Duval School Board Wants To Deter Medical Marijuana Dispensaries From Opening Near Schools
State law says medical marijuana dispensaries are allowed to open up where pharmacies can, which means a couple different types of commercial zones in Jacksonville.
Local city governments can follow that rule, or ban dispensaries outright. Jacksonville City Council decided to allow them.
In addition, medical marijuana facilities aren’t allowed to open up 500 feet from schools per state statute. However, a bill going through the City Council process sets up a waiver process, which is what’s used for businesses with liquor licenses.
Under the bill, a potential dispensary within 500 feet of a school could argue it’s not directly visible from the school. An example might be a highway between the two. Or it could argue the dispensary was part of the design of a mixed-use development.
During Tuesday’s Duval County Public Schools board workshop, members addressed other conditions they would like to City Council add to a dispensary wanting to open near a school to deter it from happening. Around 30 Duval schools are near commercial zones.
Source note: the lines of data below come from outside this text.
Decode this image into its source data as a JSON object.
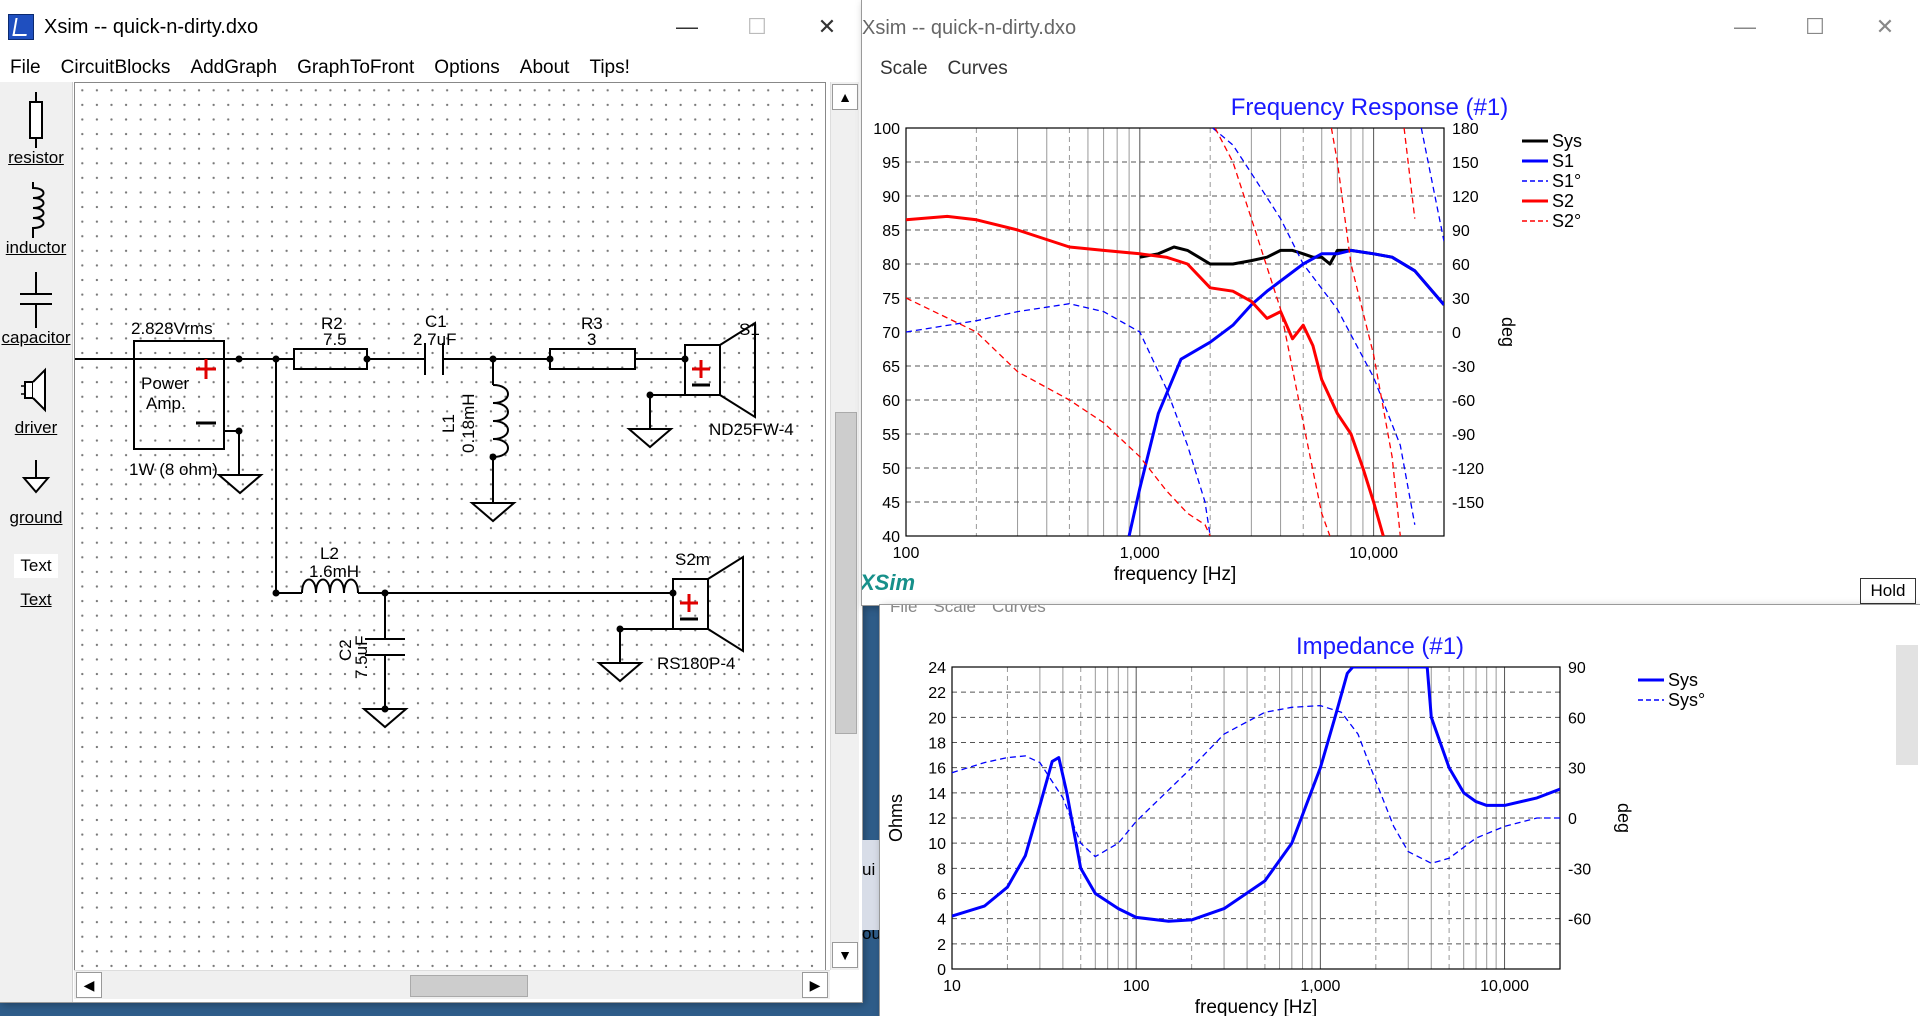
{
  "left_window": {
    "title": "Xsim -- quick-n-dirty.dxo",
    "controls": [
      "—",
      "☐",
      "✕"
    ],
    "menu": [
      "File",
      "CircuitBlocks",
      "AddGraph",
      "GraphToFront",
      "Options",
      "About",
      "Tips!"
    ]
  },
  "palette": {
    "items": [
      "resistor",
      "inductor",
      "capacitor",
      "driver",
      "ground",
      "Text"
    ],
    "text_sample": "Text"
  },
  "schematic": {
    "source_voltage": "2.828Vrms",
    "amp_line1": "Power",
    "amp_line2": "Amp.",
    "amp_power": "1W (8 ohm)",
    "r2_name": "R2",
    "r2_value": "7.5",
    "c1_name": "C1",
    "c1_value": "2.7uF",
    "r3_name": "R3",
    "r3_value": "3",
    "l1_name": "L1",
    "l1_value": "0.18mH",
    "l2_name": "L2",
    "l2_value": "1.6mH",
    "c2_name": "C2",
    "c2_value": "7.5uF",
    "s1_name": "S1",
    "s1_model": "ND25FW-4",
    "s2_name": "S2m",
    "s2_model": "RS180P-4"
  },
  "fr_window": {
    "title": "Xsim -- quick-n-dirty.dxo",
    "controls": [
      "—",
      "☐",
      "✕"
    ],
    "menu": [
      "Scale",
      "Curves"
    ],
    "graph_title": "Frequency Response (#1)",
    "xlabel": "frequency [Hz]",
    "right_axis_label": "deg",
    "logo": "XSim",
    "hold_label": "Hold",
    "legend": [
      {
        "name": "Sys",
        "color": "#000000",
        "dash": "solid"
      },
      {
        "name": "S1",
        "color": "#0000ff",
        "dash": "solid"
      },
      {
        "name": "S1°",
        "color": "#0000ff",
        "dash": "dashed"
      },
      {
        "name": "S2",
        "color": "#ff0000",
        "dash": "solid"
      },
      {
        "name": "S2°",
        "color": "#ff0000",
        "dash": "dashed"
      }
    ],
    "y_ticks": [
      "100",
      "95",
      "90",
      "85",
      "80",
      "75",
      "70",
      "65",
      "60",
      "55",
      "50",
      "45",
      "40"
    ],
    "y2_ticks": [
      "180",
      "150",
      "120",
      "90",
      "60",
      "30",
      "0",
      "-30",
      "-60",
      "-90",
      "-120",
      "-150"
    ],
    "x_ticks": [
      "100",
      "1,000",
      "10,000"
    ]
  },
  "imp_window": {
    "menu_peek": [
      "File",
      "Scale",
      "Curves"
    ],
    "graph_title": "Impedance (#1)",
    "xlabel": "frequency [Hz]",
    "ylabel": "Ohms",
    "right_axis_label": "deg",
    "logo": "XSim",
    "legend": [
      {
        "name": "Sys",
        "color": "#0000ff",
        "dash": "solid"
      },
      {
        "name": "Sys°",
        "color": "#0000ff",
        "dash": "dashed"
      }
    ],
    "y_ticks": [
      "24",
      "22",
      "20",
      "18",
      "16",
      "14",
      "12",
      "10",
      "8",
      "6",
      "4",
      "2",
      "0"
    ],
    "y2_ticks": [
      "90",
      "60",
      "30",
      "0",
      "-30",
      "-60"
    ],
    "x_ticks": [
      "10",
      "100",
      "1,000",
      "10,000"
    ]
  },
  "background_peek": [
    "ui",
    "ou"
  ],
  "chart_data": [
    {
      "type": "line",
      "title": "Frequency Response (#1)",
      "xlabel": "frequency [Hz]",
      "ylabel": "",
      "y2label": "deg",
      "xscale": "log",
      "xlim": [
        100,
        20000
      ],
      "ylim": [
        40,
        100
      ],
      "y2lim": [
        -180,
        180
      ],
      "grid": true,
      "legend_position": "right",
      "series": [
        {
          "name": "Sys",
          "axis": "left",
          "x": [
            1000,
            1200,
            1400,
            1600,
            2000,
            2500,
            3000,
            3500,
            4000,
            4500,
            5000,
            5500,
            6000,
            6500,
            7000,
            8000,
            10000,
            12000,
            15000,
            20000
          ],
          "y": [
            81,
            81.5,
            82.5,
            82,
            80,
            80,
            80.5,
            81,
            82,
            82,
            81.5,
            81,
            81,
            80,
            82,
            82,
            81.5,
            81,
            79,
            74
          ]
        },
        {
          "name": "S1",
          "axis": "left",
          "x": [
            900,
            1000,
            1200,
            1500,
            2000,
            2500,
            3000,
            3500,
            4000,
            5000,
            6000,
            7000,
            8000,
            10000,
            12000,
            15000,
            20000
          ],
          "y": [
            40,
            47,
            58,
            66,
            68.5,
            71,
            74,
            76,
            77.5,
            80,
            81.5,
            81.5,
            82,
            81.5,
            81,
            79,
            74
          ]
        },
        {
          "name": "S1°",
          "axis": "right",
          "x": [
            100,
            200,
            300,
            500,
            700,
            1000,
            1300,
            1600,
            1900,
            2000,
            2050,
            2500,
            3000,
            4000,
            5000,
            7000,
            10000,
            13000,
            15000,
            16000,
            20000
          ],
          "y": [
            0,
            10,
            18,
            25,
            18,
            0,
            -50,
            -100,
            -150,
            -180,
            180,
            165,
            140,
            100,
            60,
            20,
            -40,
            -100,
            -170,
            180,
            80
          ]
        },
        {
          "name": "S2",
          "axis": "left",
          "x": [
            100,
            150,
            200,
            300,
            500,
            700,
            1000,
            1300,
            1600,
            2000,
            2500,
            3000,
            3500,
            4000,
            4500,
            5000,
            5500,
            6000,
            7000,
            8000,
            9000,
            10000,
            11000
          ],
          "y": [
            86.5,
            87,
            86.5,
            85,
            82.5,
            82,
            81.5,
            81,
            80,
            76.5,
            76,
            74.5,
            72,
            73,
            69,
            71,
            68,
            63,
            58,
            55,
            50,
            45,
            40
          ]
        },
        {
          "name": "S2°",
          "axis": "right",
          "x": [
            100,
            200,
            300,
            500,
            700,
            1000,
            1300,
            1600,
            1900,
            2000,
            2100,
            2500,
            3000,
            4000,
            5000,
            6000,
            6500,
            6600,
            7000,
            8000,
            10000,
            12000,
            13000,
            13500,
            15000
          ],
          "y": [
            30,
            0,
            -35,
            -60,
            -80,
            -110,
            -140,
            -160,
            -170,
            -180,
            180,
            150,
            100,
            20,
            -80,
            -160,
            -180,
            180,
            150,
            60,
            -20,
            -110,
            -180,
            180,
            100
          ]
        }
      ]
    },
    {
      "type": "line",
      "title": "Impedance (#1)",
      "xlabel": "frequency [Hz]",
      "ylabel": "Ohms",
      "y2label": "deg",
      "xscale": "log",
      "xlim": [
        10,
        20000
      ],
      "ylim": [
        0,
        24
      ],
      "y2lim": [
        -90,
        90
      ],
      "grid": true,
      "legend_position": "right",
      "series": [
        {
          "name": "Sys",
          "axis": "left",
          "x": [
            10,
            15,
            20,
            25,
            30,
            35,
            38,
            42,
            50,
            60,
            80,
            100,
            150,
            200,
            300,
            500,
            700,
            1000,
            1200,
            1400,
            1500,
            3800,
            4000,
            5000,
            6000,
            7000,
            8000,
            10000,
            15000,
            20000
          ],
          "y": [
            4.2,
            5,
            6.5,
            9,
            13,
            16.5,
            16.8,
            14,
            8,
            6,
            4.8,
            4.1,
            3.8,
            3.9,
            4.8,
            7,
            10,
            16,
            20,
            23.5,
            24,
            24,
            20,
            16,
            14,
            13.3,
            13,
            13,
            13.6,
            14.3
          ]
        },
        {
          "name": "Sys°",
          "axis": "right",
          "x": [
            10,
            15,
            20,
            25,
            30,
            40,
            50,
            60,
            80,
            100,
            200,
            300,
            500,
            700,
            1000,
            1300,
            1600,
            2000,
            2500,
            3000,
            4000,
            5000,
            7000,
            10000,
            15000,
            20000
          ],
          "y": [
            27,
            33,
            36,
            37,
            33,
            12,
            -15,
            -23,
            -15,
            -2,
            30,
            50,
            63,
            66,
            67,
            63,
            50,
            22,
            -5,
            -20,
            -27,
            -24,
            -12,
            -5,
            0,
            0
          ]
        }
      ]
    }
  ]
}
Board Chair Paula Wright said high school students in particular may find medical marijuana dispensaries appealing.
“We have to be diligent in terms of making certain that parents are fully aware of what may come into a community and we also have to be vigilant to make certain that if we can ensure that this type of dispensary is not near a school, then we have to do our jobs,” said Wright.
The board is requesting that City Council require dispensaries wanting to open within 500 feet of a school to have armed security guards.
Board member Warren Jones said guards are being recommended because dispensaries take payments in cash only, due to marijuana being illegal under federal law, locking marijuana dollars out of banks. He said his main issue with dispensaries near schools is he’s concerned about potential robberies.
However, WJCT News has previously reported on a cashless payment system that is being rolled out for Florida’s medical marijuana dispensaries that may somewhat negate an all-cash business model.
The board will also request if one dispensary is allowed near a school, a second can’t be within 2,500 feet of it.
And the board wants to make clear the 500-feet measurement be from property line to property line. That way the city’s planning commission couldn’t interpret the distance requirement from front door to front door.
The school board will ask the city’s land use and zoning committee to add these suggested requirements to the bill, which is expected to be voted on by the full council later this month.